Home » Are Cable Companies Winning the Consumer Services Share Battle?
The current discussion within the European Community about the investment impact of “net neutrality” rules is not a new debate. In the wake of the passage of the Telecommunications Act of 1996, dominant U.S. fixed-line providers argued, successfully, that mandatory wholesale rules, providing deeply-discounted rates for wholesale customers, would severely discourage investment in optical facilities. And, in fact, Verizon’s FiOS effort did not get into high gear until after the Federal Communications Commission approved such rules.
These days, the EC argument revolves to a great extent around the impact “network neutrality” rules could have on incentives for broadband investment.
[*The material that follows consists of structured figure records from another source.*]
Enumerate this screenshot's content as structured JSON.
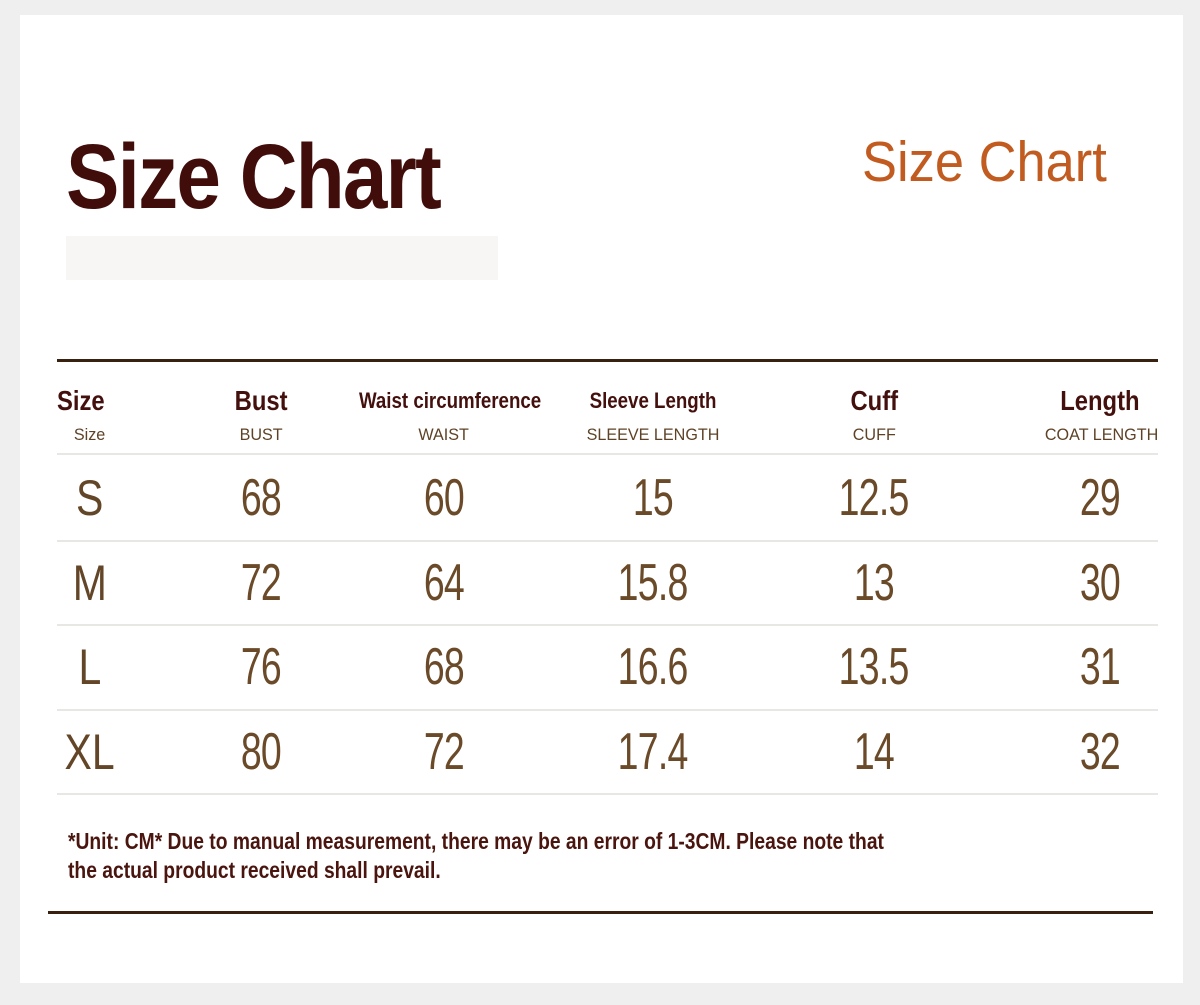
{
  "header": {
    "main_title": "Size Chart",
    "corner_title": "Size Chart"
  },
  "table": {
    "columns": [
      {
        "label": "Size",
        "sublabel": "Size"
      },
      {
        "label": "Bust",
        "sublabel": "BUST"
      },
      {
        "label": "Waist circumference",
        "sublabel": "WAIST"
      },
      {
        "label": "Sleeve Length",
        "sublabel": "SLEEVE LENGTH"
      },
      {
        "label": "Cuff",
        "sublabel": "CUFF"
      },
      {
        "label": "Length",
        "sublabel": "COAT LENGTH"
      }
    ],
    "rows": [
      {
        "cells": [
          "S",
          "68",
          "60",
          "15",
          "12.5",
          "29"
        ]
      },
      {
        "cells": [
          "M",
          "72",
          "64",
          "15.8",
          "13",
          "30"
        ]
      },
      {
        "cells": [
          "L",
          "76",
          "68",
          "16.6",
          "13.5",
          "31"
        ]
      },
      {
        "cells": [
          "XL",
          "80",
          "72",
          "17.4",
          "14",
          "32"
        ]
      }
    ]
  },
  "footnote": {
    "lines": [
      "*Unit: CM* Due to manual measurement, there may be an error of 1-3CM. Please note that",
      "the actual product received shall prevail."
    ]
  },
  "colors": {
    "page_background": "#efefef",
    "card_background": "#ffffff",
    "title_maroon": "#400d0b",
    "title_orange": "#c15b20",
    "header_maroon": "#43100d",
    "subheader_brown": "#5e4226",
    "data_brown": "#6a4a28",
    "footnote_maroon": "#4a150f",
    "rule_dark": "#38220f",
    "rule_light": "#e9e7e4"
  }
}
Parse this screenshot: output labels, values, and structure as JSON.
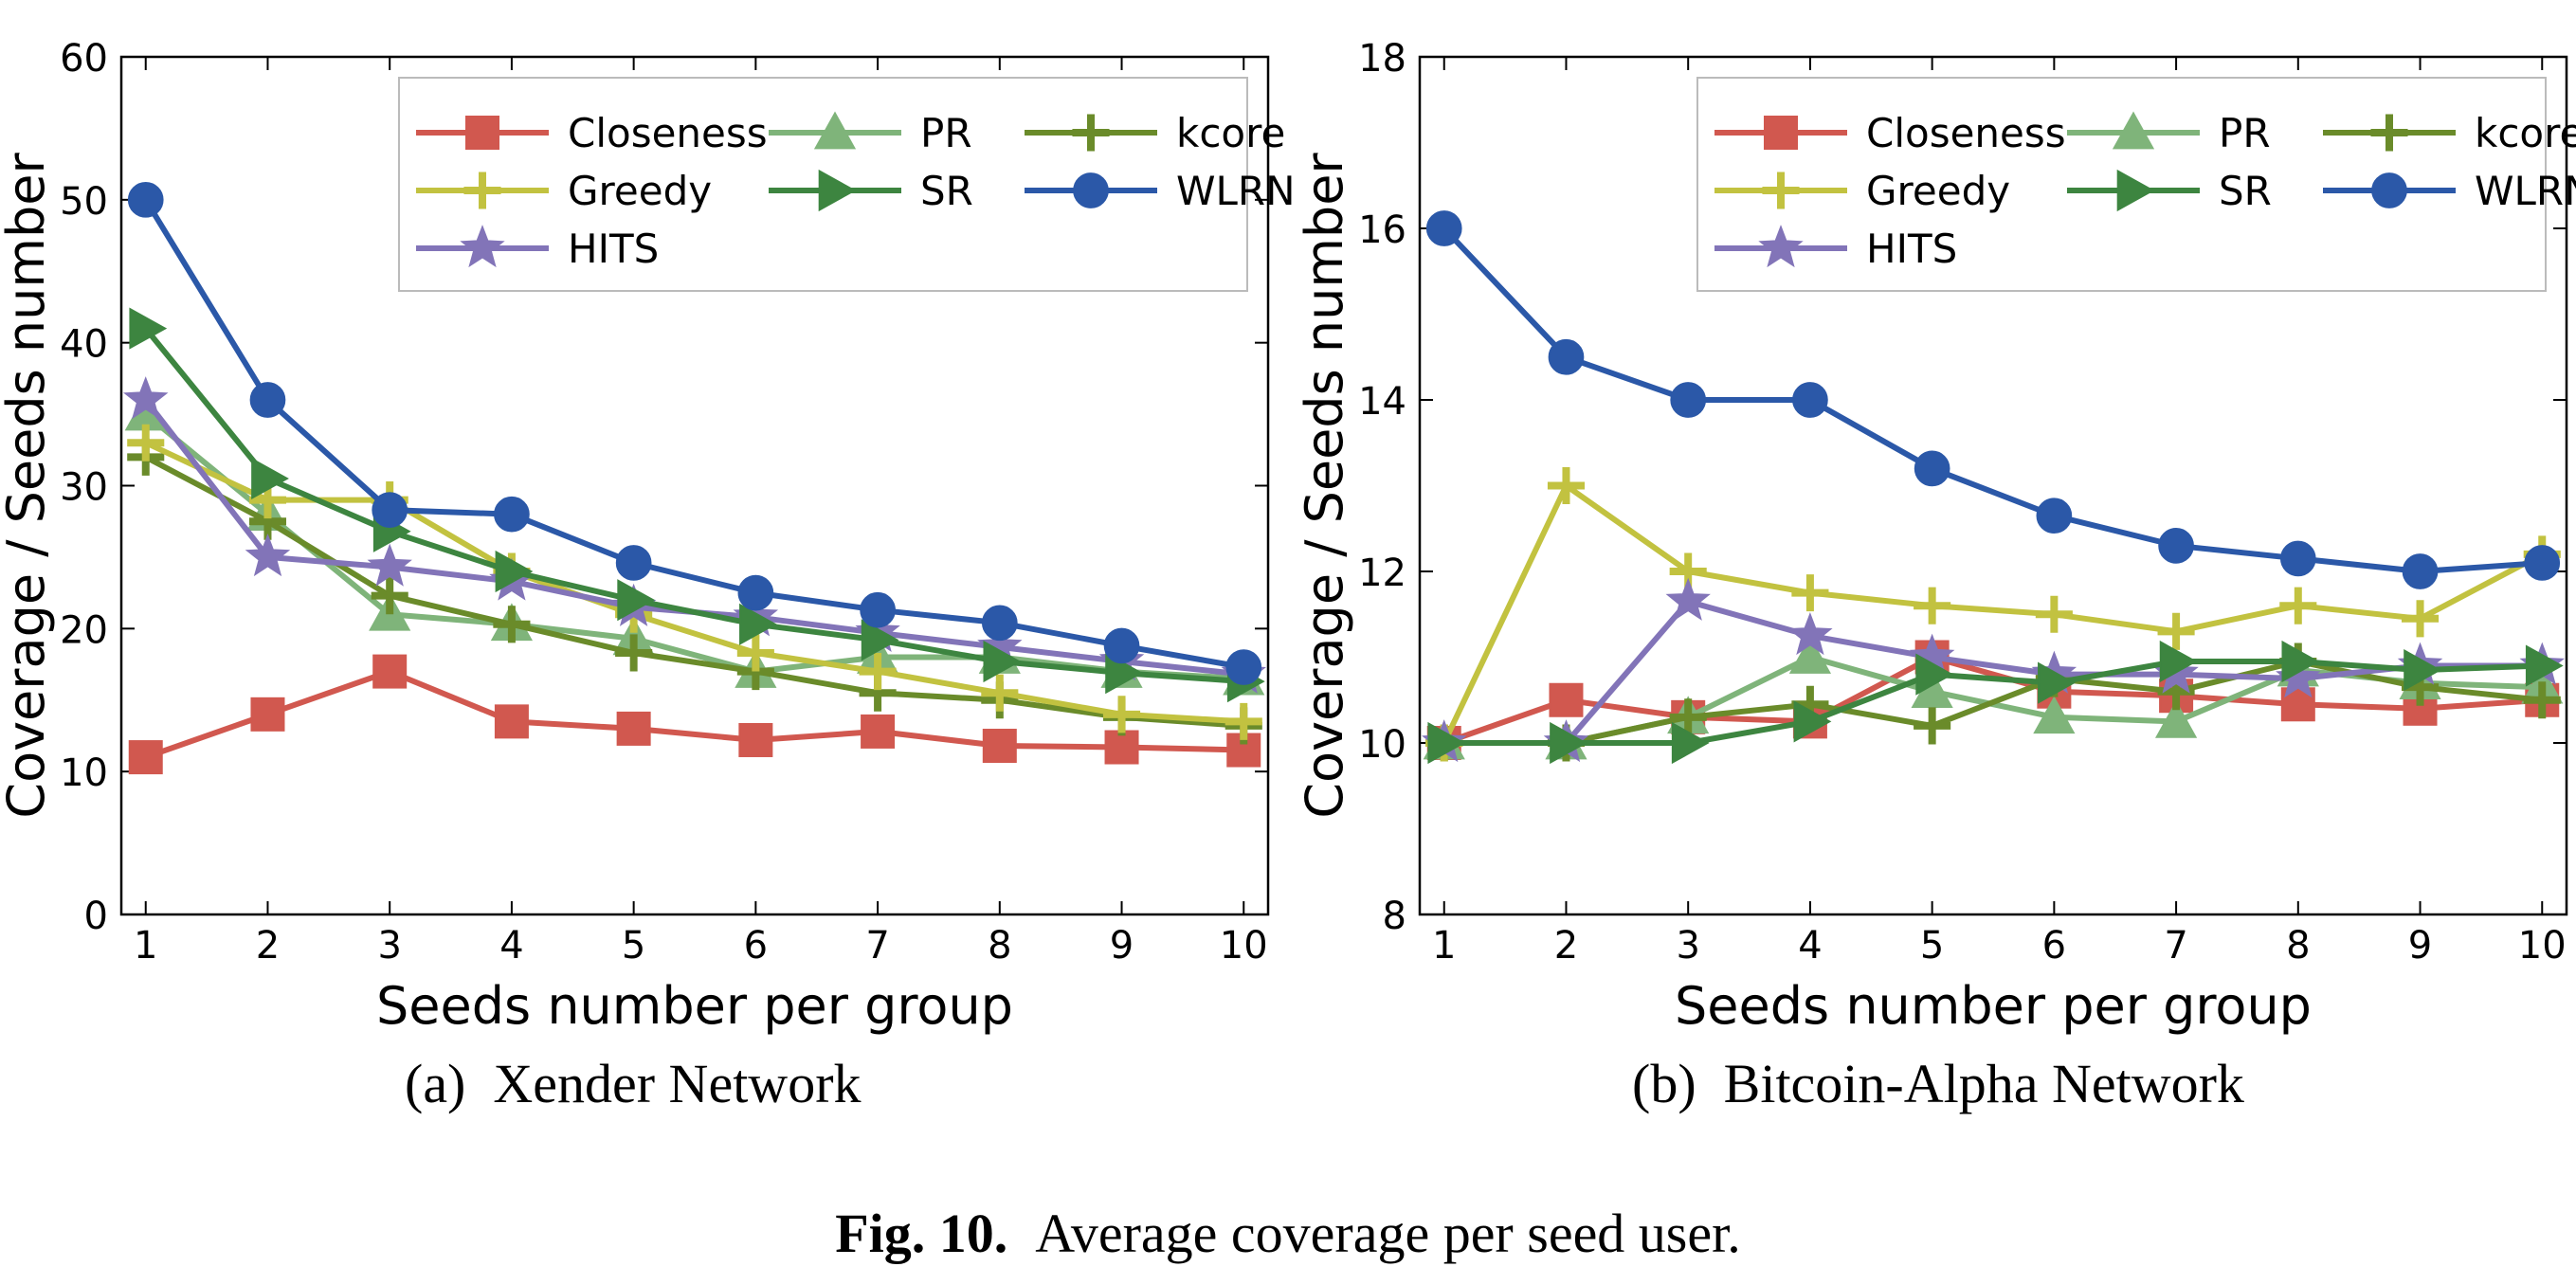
{
  "colors": {
    "Closeness": "#d1584f",
    "Greedy": "#c2c240",
    "HITS": "#8274b8",
    "PR": "#7fb47a",
    "SR": "#3d8540",
    "kcore": "#6a8b2a",
    "WLRN": "#2b58a8"
  },
  "markers": {
    "Closeness": "square",
    "Greedy": "plus",
    "HITS": "star",
    "PR": "triangle-up",
    "SR": "triangle-right",
    "kcore": "plus",
    "WLRN": "circle"
  },
  "chart_data": [
    {
      "type": "line",
      "subcaption_label": "(a)",
      "subcaption_title": "Xender Network",
      "xlabel": "Seeds number per group",
      "ylabel": "Coverage / Seeds number",
      "x": [
        1,
        2,
        3,
        4,
        5,
        6,
        7,
        8,
        9,
        10
      ],
      "xlim": [
        0.8,
        10.2
      ],
      "ylim": [
        0,
        60
      ],
      "yticks": [
        0,
        10,
        20,
        30,
        40,
        50,
        60
      ],
      "grid": false,
      "legend_position": "top-right",
      "legend_order": [
        "Closeness",
        "PR",
        "kcore",
        "Greedy",
        "SR",
        "WLRN",
        "HITS"
      ],
      "series": [
        {
          "name": "Closeness",
          "values": [
            11,
            14,
            17,
            13.5,
            13,
            12.2,
            12.8,
            11.8,
            11.7,
            11.5
          ]
        },
        {
          "name": "PR",
          "values": [
            35,
            28,
            21,
            20.3,
            19.3,
            17,
            18,
            18,
            17,
            16.5
          ]
        },
        {
          "name": "kcore",
          "values": [
            32,
            27.5,
            22.3,
            20.3,
            18.3,
            17,
            15.5,
            15,
            13.8,
            13.2
          ]
        },
        {
          "name": "Greedy",
          "values": [
            33,
            29,
            29,
            24,
            21,
            18.3,
            17,
            15.5,
            14,
            13.5
          ]
        },
        {
          "name": "HITS",
          "values": [
            36,
            25,
            24.3,
            23.3,
            21.5,
            20.8,
            19.7,
            18.7,
            17.7,
            16.8
          ]
        },
        {
          "name": "SR",
          "values": [
            41,
            30.5,
            26.8,
            24,
            22,
            20.3,
            19.2,
            17.7,
            16.9,
            16.3
          ]
        },
        {
          "name": "WLRN",
          "values": [
            50,
            36,
            28.3,
            28,
            24.6,
            22.5,
            21.3,
            20.4,
            18.8,
            17.3
          ]
        }
      ]
    },
    {
      "type": "line",
      "subcaption_label": "(b)",
      "subcaption_title": "Bitcoin-Alpha Network",
      "xlabel": "Seeds number per group",
      "ylabel": "Coverage / Seeds number",
      "x": [
        1,
        2,
        3,
        4,
        5,
        6,
        7,
        8,
        9,
        10
      ],
      "xlim": [
        0.8,
        10.2
      ],
      "ylim": [
        8,
        18
      ],
      "yticks": [
        8,
        10,
        12,
        14,
        16,
        18
      ],
      "grid": false,
      "legend_position": "top-right",
      "legend_order": [
        "Closeness",
        "PR",
        "kcore",
        "Greedy",
        "SR",
        "WLRN",
        "HITS"
      ],
      "series": [
        {
          "name": "Closeness",
          "values": [
            10,
            10.5,
            10.3,
            10.25,
            11,
            10.6,
            10.55,
            10.45,
            10.4,
            10.5
          ]
        },
        {
          "name": "PR",
          "values": [
            10,
            10,
            10.3,
            11,
            10.6,
            10.3,
            10.25,
            10.85,
            10.7,
            10.65
          ]
        },
        {
          "name": "kcore",
          "values": [
            10,
            10,
            10.3,
            10.45,
            10.2,
            10.75,
            10.6,
            10.95,
            10.65,
            10.5
          ]
        },
        {
          "name": "Greedy",
          "values": [
            10,
            13,
            12,
            11.75,
            11.6,
            11.5,
            11.3,
            11.6,
            11.45,
            12.2
          ]
        },
        {
          "name": "HITS",
          "values": [
            10,
            10,
            11.65,
            11.25,
            11,
            10.8,
            10.8,
            10.75,
            10.9,
            10.9
          ]
        },
        {
          "name": "SR",
          "values": [
            10,
            10,
            10,
            10.25,
            10.8,
            10.7,
            10.95,
            10.95,
            10.85,
            10.9
          ]
        },
        {
          "name": "WLRN",
          "values": [
            16,
            14.5,
            14,
            14,
            13.2,
            12.65,
            12.3,
            12.15,
            12,
            12.1
          ]
        }
      ]
    }
  ],
  "figure_caption": {
    "label": "Fig. 10.",
    "text": "Average coverage per seed user."
  }
}
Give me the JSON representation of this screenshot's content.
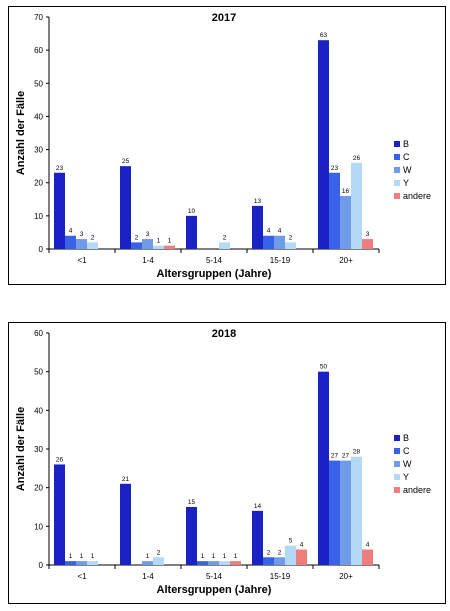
{
  "chart_data": [
    {
      "type": "bar",
      "title": "2017",
      "xlabel": "Altersgruppen (Jahre)",
      "ylabel": "Anzahl der Fälle",
      "ylim": [
        0,
        70
      ],
      "yticks": [
        0,
        10,
        20,
        30,
        40,
        50,
        60,
        70
      ],
      "legend_position": "right",
      "categories": [
        "<1",
        "1-4",
        "5-14",
        "15-19",
        "20+"
      ],
      "series": [
        {
          "name": "B",
          "color": "#1a22c4",
          "values": [
            23,
            25,
            10,
            13,
            63
          ]
        },
        {
          "name": "C",
          "color": "#3a62e8",
          "values": [
            4,
            2,
            null,
            4,
            23
          ]
        },
        {
          "name": "W",
          "color": "#6f9be8",
          "values": [
            3,
            3,
            null,
            4,
            16
          ]
        },
        {
          "name": "Y",
          "color": "#b3d9f5",
          "values": [
            2,
            1,
            2,
            2,
            26
          ]
        },
        {
          "name": "andere",
          "color": "#ee7e7e",
          "values": [
            null,
            1,
            null,
            null,
            3
          ]
        }
      ]
    },
    {
      "type": "bar",
      "title": "2018",
      "xlabel": "Altersgruppen (Jahre)",
      "ylabel": "Anzahl der Fälle",
      "ylim": [
        0,
        60
      ],
      "yticks": [
        0,
        10,
        20,
        30,
        40,
        50,
        60
      ],
      "legend_position": "right",
      "categories": [
        "<1",
        "1-4",
        "5-14",
        "15-19",
        "20+"
      ],
      "series": [
        {
          "name": "B",
          "color": "#1a22c4",
          "values": [
            26,
            21,
            15,
            14,
            50
          ]
        },
        {
          "name": "C",
          "color": "#3a62e8",
          "values": [
            1,
            null,
            1,
            2,
            27
          ]
        },
        {
          "name": "W",
          "color": "#6f9be8",
          "values": [
            1,
            1,
            1,
            2,
            27
          ]
        },
        {
          "name": "Y",
          "color": "#b3d9f5",
          "values": [
            1,
            2,
            1,
            5,
            28
          ]
        },
        {
          "name": "andere",
          "color": "#ee7e7e",
          "values": [
            null,
            null,
            1,
            4,
            4
          ]
        }
      ]
    }
  ]
}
Specifically, operators argue that restriction of services to “best effort only,” without the ability to create differentiated service plans involving quality of service measures, will be a significant disincentive to the high rates of investment EC officials would prefer to see.
Some will say the carriers are bluffing about requiring some path to revenue when investing in 100-Mbps or 1-Gbps access facilities. Some of us would disagree. The alternative is to invest in mobile facilities and applications instead.
In fact, some recent global estimates of market share suggest telcos globally are losing the consumer market share battle to cable companies. In fact, looking just at triple-play accounts, it appears cable operators have roughly 66 percent market share. In other words, telcos arguably are losing the market share battle in the consumer market. http://www.digitaltvresearch.com/ugc/press/14.pdf
The point is pretty simple. If it appears telcos are losing ground in the consumer market, but dominating and growing the mobile market, and if revenue potential in fixed line network services appears to be waning, at some point it will be a wise executive indeed who decides mobility is really where resources and effort ought to be placed.
Placing obstacles to a profitable return on massive new investments does not seem calculated to encourage operators to invest substantially more in fixed access networks.